Aim: to observe whether the donor's marrow (BM) cells treated by GM-CSF and TGF-β in vitro were beneficial in inducing specific hypoergia to donor's lymphocyte in recipient.
Methods: donor's marrow cell were cultured with GM-CSF and TGF-β in vitro and its maturities were tested by treating with LPS. BALB/c mice were divided into three groups and received treatment as following: (1) BM pretreatment group: donor's BM cell mentioned above were injected into caudal vein with 10(5); cell each mouse; (2) donor's splenocyte group: C57BL/6 mouse's splenocyte were injected through caudal vein with 10(5); cell each mouse; (3) Negative control group: PBS with the same volume were injected through caudal vein. The treatment were performed twice with one week internal in each group. One week after the second treatment, all of the mice were challenged by splenocyte of C57BL/6 mouse in abdominal cavity with 10(5); cell each mouse. Three days later, the allo-reactivities were tested: the proliferation of recipient mouse lymphocyte to donor's lymphocyte were test by single mix lymphocyte reaction, the level of serum IFN-γ and IL-10 were tested with ELISA methods. CD4(+);CD25(high); Treg cell and expression of killer cell lectin-like receptor G1 (KLRG1) on NK cell were tested with flow cytometric technique and the NK cytotoxicity were measured by LDH release method.

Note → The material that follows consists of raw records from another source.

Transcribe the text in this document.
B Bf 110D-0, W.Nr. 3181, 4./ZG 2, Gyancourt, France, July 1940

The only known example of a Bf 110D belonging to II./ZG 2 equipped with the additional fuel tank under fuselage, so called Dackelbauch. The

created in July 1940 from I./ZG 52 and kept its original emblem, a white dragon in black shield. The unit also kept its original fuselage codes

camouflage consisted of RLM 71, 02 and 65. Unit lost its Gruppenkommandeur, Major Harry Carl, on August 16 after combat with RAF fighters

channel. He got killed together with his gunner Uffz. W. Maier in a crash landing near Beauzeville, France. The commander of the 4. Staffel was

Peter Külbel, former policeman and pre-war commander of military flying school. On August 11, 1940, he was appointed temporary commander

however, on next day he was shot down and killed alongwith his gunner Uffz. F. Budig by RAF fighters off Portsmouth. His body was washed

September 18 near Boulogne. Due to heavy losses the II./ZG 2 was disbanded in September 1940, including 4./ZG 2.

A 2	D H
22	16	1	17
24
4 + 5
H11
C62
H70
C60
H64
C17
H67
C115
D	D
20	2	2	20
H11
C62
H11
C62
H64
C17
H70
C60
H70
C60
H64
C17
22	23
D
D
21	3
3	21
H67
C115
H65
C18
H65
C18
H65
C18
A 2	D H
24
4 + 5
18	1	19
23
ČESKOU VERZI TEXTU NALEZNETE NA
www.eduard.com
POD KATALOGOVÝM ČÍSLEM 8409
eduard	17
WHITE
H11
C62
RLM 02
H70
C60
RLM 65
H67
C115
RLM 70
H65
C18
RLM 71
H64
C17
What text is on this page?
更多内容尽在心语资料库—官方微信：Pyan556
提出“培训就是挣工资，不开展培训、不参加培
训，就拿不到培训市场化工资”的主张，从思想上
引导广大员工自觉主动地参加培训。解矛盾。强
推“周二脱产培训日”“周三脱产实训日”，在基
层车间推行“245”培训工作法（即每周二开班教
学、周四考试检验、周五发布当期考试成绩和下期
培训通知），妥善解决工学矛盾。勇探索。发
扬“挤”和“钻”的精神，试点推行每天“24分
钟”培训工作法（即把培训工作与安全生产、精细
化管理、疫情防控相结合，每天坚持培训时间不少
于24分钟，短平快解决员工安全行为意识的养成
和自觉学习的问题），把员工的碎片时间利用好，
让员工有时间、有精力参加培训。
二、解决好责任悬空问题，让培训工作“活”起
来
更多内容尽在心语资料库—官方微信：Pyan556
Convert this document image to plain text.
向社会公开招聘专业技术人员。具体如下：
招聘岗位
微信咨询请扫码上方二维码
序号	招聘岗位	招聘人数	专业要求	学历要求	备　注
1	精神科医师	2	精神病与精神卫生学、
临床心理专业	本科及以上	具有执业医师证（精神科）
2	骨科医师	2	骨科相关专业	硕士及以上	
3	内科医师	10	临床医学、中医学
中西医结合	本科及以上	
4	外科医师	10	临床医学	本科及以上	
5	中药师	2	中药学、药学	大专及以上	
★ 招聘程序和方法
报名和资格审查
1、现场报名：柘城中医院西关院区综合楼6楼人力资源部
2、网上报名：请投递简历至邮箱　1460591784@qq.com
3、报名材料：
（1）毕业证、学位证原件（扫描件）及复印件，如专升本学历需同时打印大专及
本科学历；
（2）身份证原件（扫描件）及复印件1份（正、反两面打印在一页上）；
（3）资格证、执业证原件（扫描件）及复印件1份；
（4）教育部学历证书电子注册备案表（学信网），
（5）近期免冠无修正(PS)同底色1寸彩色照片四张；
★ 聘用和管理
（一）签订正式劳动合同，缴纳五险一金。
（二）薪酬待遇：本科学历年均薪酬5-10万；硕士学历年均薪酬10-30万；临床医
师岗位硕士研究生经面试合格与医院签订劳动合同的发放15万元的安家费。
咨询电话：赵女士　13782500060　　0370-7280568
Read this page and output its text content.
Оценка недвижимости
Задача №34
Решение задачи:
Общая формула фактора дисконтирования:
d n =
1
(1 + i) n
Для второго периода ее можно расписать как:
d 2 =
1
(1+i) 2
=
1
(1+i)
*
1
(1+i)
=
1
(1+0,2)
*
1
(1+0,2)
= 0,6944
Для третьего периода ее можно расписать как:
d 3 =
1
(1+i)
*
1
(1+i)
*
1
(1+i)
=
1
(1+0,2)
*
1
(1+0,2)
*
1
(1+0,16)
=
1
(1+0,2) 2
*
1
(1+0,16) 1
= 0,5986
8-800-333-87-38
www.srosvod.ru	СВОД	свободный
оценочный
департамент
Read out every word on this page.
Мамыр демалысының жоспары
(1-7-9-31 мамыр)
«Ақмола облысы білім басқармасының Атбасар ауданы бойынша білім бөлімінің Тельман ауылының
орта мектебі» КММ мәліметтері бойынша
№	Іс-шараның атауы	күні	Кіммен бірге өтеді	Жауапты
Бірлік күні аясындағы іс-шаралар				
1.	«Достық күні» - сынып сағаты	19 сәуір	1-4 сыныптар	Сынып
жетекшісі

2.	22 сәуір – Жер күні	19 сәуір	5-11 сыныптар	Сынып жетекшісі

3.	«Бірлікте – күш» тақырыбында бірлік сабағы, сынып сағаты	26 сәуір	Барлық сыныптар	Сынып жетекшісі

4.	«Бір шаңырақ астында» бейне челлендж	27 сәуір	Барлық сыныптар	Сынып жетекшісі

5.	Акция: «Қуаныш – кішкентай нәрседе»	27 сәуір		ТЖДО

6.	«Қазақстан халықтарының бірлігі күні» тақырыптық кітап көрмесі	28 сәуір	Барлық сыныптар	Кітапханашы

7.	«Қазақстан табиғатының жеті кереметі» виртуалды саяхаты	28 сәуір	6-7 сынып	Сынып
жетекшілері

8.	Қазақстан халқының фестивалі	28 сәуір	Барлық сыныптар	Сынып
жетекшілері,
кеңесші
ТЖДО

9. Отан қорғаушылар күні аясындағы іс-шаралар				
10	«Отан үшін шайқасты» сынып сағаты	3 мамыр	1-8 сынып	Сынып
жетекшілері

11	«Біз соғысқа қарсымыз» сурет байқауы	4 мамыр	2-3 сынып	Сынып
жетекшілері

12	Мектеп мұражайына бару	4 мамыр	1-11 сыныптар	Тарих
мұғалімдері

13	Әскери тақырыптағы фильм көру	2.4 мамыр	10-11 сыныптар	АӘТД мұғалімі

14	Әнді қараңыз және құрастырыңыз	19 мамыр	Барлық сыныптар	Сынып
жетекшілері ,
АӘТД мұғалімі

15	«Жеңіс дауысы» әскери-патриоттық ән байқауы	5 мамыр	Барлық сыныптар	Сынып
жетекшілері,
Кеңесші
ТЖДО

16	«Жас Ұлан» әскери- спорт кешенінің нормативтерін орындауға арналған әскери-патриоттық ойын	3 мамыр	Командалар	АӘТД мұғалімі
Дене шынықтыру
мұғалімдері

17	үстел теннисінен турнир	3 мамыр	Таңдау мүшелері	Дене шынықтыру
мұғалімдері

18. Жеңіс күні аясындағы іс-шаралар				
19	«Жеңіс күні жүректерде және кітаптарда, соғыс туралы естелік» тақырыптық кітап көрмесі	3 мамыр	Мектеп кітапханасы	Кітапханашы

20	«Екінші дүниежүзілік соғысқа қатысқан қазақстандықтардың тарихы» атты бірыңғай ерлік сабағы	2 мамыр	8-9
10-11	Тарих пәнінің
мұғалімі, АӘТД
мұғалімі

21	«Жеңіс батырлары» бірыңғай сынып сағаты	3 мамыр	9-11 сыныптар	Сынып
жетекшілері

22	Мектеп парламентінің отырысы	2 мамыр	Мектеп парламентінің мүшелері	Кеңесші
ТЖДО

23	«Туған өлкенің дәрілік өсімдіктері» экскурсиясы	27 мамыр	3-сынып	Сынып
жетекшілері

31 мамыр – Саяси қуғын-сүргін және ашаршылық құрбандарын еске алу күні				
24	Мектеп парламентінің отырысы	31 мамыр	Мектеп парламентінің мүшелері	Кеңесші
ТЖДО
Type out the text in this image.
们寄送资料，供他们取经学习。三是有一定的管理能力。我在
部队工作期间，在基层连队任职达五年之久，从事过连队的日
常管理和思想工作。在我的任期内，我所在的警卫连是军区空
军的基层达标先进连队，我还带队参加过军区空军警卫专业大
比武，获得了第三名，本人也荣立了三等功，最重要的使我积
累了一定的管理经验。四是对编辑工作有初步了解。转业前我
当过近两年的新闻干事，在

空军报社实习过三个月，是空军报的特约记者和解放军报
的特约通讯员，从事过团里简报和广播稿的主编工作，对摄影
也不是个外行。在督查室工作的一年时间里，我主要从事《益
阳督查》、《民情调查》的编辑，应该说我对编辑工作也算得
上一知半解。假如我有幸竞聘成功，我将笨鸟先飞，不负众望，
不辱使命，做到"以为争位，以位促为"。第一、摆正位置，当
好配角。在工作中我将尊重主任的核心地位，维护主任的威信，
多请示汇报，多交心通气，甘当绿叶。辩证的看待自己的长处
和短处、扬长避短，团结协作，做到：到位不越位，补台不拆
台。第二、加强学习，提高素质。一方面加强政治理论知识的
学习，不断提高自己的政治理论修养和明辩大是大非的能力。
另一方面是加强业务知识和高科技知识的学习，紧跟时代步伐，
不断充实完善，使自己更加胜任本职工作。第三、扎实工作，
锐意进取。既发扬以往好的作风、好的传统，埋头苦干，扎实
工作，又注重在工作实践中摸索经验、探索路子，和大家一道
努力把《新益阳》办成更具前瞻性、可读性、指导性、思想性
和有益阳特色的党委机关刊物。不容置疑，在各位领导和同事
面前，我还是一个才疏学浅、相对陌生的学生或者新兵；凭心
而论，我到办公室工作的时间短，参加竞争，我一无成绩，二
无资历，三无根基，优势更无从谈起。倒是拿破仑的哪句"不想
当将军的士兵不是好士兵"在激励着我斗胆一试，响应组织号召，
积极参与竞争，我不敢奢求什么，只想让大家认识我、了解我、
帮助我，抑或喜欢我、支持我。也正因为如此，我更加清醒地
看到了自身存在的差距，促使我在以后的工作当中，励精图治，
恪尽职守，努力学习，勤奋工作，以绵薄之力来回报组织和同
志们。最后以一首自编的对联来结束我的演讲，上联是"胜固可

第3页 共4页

Results: the donor's marrow cell treated by GM-CSF and TGF-β in vitro could resist the maturation promotion by LPS. Compared with donor's lymphocyte pretreatment, pre-treatment with BM cell induced decreased IL-10, increased CD4(+);CD25(high); Treg cell in spleen, decreased proliferation to donor's lymphocyte in vitro. Additionally, NK cell cytotoxicity was also decreased.
Conclusion: the donor's marrow cell treated by GM-CSF and TGF-βcan induce the donor specific tolerance in some degree, and modulation of NK cell maybe participate in inducing immunological tolerance.